King will be celebrated in a nearly three-hour virtual broadcast at 11 a.m. Jan. 18 on ABC Channel 7 featuring highlights of past parades.
Kingdom Day CEO Adrian Dove said that fans of the parade will still enjoy the show.
“We have been getting many calls about if the parade will be on the streets this year and our answer is ‘No,’” Dove said. “We will not contribute to a mass spreader of a virus that could kill thousands of our community. However, we will have a virtual presentation on Jan. 18 at the same time.
“We do not want the 250,000 spectators to come out on the streets this year and cause a superspreader event. We want fans to stay safe at home on ABC7.
Dove said he is proud that the highly anticipated Kingdom Day Parade has grown from its humble beginnings into the largest and longest-running birthday celebration for King in the nation.
The Kingdom Day Parade originated 36 years ago as a small neighborhood street celebration in South Los Angeles.
“The parade became a source of special pride to the community and it is a primary cultural highlight every year on the third Monday in January,” Dove said. “Throughout its history, it has remained loyal to the neighborhood as it travels down Martin Luther King Jr. and Crenshaw boulevards.”
King was born Jan. 15, 1929, and became the most visible spokesperson and leader in the civil rights movement in the 1950s and 60s. His message of nonviolence, equality and justice for African Americans galvanized the nation and exposed racial injustice and segregation. He was assassinated on April 4, 1968.
“This year, 2021 would have been Dr. King’s 92nd birthday,” Dove said.
He said that footage of past grand marshals will be aired during the show, including music legend Stevie Wonder and Kamala Harris, the recently elected vice president.
“The grand marshal in our first year was legendary musician Stevie Wonder who had just written his iconic song “Happy birthday, Dr. King” to promote King’s birthday as a national holiday,” saidDove, who has chosen Wonder to be the virtual honorary grand marshal this year.
Past grand marshals have included dancer and actress Debbie Allen, Marc Brown, news anchor at ABC 7; Los Angeles Mayor Eric Garcetti, L.A. City Council President Nury Martinez; City Councilmen Curren Price Jr. and Mark Ridley-Thomas and Dodgers manager Dave Roberts.
Waving to spectators along the parade route in past years have been Reps.
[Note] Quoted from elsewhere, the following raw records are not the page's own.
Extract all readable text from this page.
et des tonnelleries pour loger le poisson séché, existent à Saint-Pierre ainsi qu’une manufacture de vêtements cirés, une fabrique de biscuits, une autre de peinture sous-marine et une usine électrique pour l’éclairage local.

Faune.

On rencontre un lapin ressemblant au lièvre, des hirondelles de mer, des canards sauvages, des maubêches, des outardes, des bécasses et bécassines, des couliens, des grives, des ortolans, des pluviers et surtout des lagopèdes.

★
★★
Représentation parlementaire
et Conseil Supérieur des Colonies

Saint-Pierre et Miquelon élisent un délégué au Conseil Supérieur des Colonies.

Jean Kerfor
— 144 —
Karen Bass and Maxine Waters, the latter who is known to walk next to the car assigned to her in high heels while greeting the crowd.
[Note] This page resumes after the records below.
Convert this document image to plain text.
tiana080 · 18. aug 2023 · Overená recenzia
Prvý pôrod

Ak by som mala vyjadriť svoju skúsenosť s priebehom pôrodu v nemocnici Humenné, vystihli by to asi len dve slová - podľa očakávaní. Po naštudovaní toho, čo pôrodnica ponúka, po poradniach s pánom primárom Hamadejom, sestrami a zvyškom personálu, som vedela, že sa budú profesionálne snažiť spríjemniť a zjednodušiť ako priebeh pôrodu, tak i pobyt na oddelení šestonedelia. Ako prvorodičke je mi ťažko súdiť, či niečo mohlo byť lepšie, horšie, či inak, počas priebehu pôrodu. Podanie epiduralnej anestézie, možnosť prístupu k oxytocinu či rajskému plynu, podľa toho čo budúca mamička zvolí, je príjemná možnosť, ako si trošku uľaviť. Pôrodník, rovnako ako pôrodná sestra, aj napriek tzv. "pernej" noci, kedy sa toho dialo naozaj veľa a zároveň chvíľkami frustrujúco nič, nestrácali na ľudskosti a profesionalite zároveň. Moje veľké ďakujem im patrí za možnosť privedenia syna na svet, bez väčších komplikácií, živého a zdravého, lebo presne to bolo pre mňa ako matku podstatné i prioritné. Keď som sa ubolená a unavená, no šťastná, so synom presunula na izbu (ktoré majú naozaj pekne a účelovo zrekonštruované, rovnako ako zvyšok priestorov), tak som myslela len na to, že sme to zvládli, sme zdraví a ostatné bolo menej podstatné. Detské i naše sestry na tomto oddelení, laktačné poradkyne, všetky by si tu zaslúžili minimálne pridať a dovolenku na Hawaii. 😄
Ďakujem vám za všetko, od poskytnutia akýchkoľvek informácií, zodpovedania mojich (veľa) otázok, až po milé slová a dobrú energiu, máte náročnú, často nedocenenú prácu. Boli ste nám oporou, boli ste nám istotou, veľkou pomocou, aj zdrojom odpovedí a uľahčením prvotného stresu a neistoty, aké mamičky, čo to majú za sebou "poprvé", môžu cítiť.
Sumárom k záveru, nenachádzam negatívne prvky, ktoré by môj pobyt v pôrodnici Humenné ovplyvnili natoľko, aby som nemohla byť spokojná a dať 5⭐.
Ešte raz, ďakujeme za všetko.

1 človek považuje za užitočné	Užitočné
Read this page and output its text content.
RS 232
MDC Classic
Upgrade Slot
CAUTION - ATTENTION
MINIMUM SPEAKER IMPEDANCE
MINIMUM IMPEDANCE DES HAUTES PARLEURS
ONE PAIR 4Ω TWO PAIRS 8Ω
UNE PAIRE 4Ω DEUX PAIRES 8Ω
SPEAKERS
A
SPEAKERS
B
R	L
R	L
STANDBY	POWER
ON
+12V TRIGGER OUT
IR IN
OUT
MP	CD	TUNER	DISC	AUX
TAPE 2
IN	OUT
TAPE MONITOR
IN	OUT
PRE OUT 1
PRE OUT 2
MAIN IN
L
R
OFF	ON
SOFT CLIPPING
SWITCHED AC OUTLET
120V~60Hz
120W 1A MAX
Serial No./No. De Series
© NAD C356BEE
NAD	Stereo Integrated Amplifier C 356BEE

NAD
“The parade also will feature past footage of dancing units from Korea, the Caribbean, Brazil and New Orleans,” said Dove, who is the president of the Congress Of Racial Equality of California (CORE-CA). He added that the theme of this year’s broadcast will be “Healing America.”
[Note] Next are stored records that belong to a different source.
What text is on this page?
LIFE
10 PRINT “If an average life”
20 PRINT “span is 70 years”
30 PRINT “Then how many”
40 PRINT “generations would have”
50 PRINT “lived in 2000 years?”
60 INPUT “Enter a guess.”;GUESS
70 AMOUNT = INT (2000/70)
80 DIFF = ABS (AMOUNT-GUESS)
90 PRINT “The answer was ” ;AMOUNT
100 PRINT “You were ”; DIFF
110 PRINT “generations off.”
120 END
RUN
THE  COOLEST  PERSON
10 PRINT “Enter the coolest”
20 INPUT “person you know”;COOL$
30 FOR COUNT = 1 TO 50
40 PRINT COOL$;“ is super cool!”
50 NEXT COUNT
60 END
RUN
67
“I chose Healing America because of the pandemic and the role of our presenting sponsor, Blue Shield,” Dove said. “After the televised murder of George Floyd and the insurrection at the D.C. Capitol, the meaning was broadened to include healing America’s heart and soul.
“If Dr. King was here, he would be in the forefront of the nonviolent struggle to help America live up to its dream and promise.”
Dove said that the parade has grown tremendously each year and that spectators have traveled from other states and countries to enjoy the parade’s festivities.
Although Dove has run the parade for the past 10 years, he still pays homage to the founders Larry Grant and General Celeste King III.
Dove personally worked for King in 1965, registering Black voters in Georgia and the Carolinas during the new Voting Rights Act. He said he is tremendously honored to be able to highlight the life and legacy of the revered civil rights leader who preached peace and equality and became a world symbol for peace and justice.
“Dr. King’s life is based on equality for everybody and about using love as a weapon to achieve that goal,” Dove said. “This annual parade is our way of keeping Dr. King’s mission and completing his unfinished business on our way to the Promised Land.”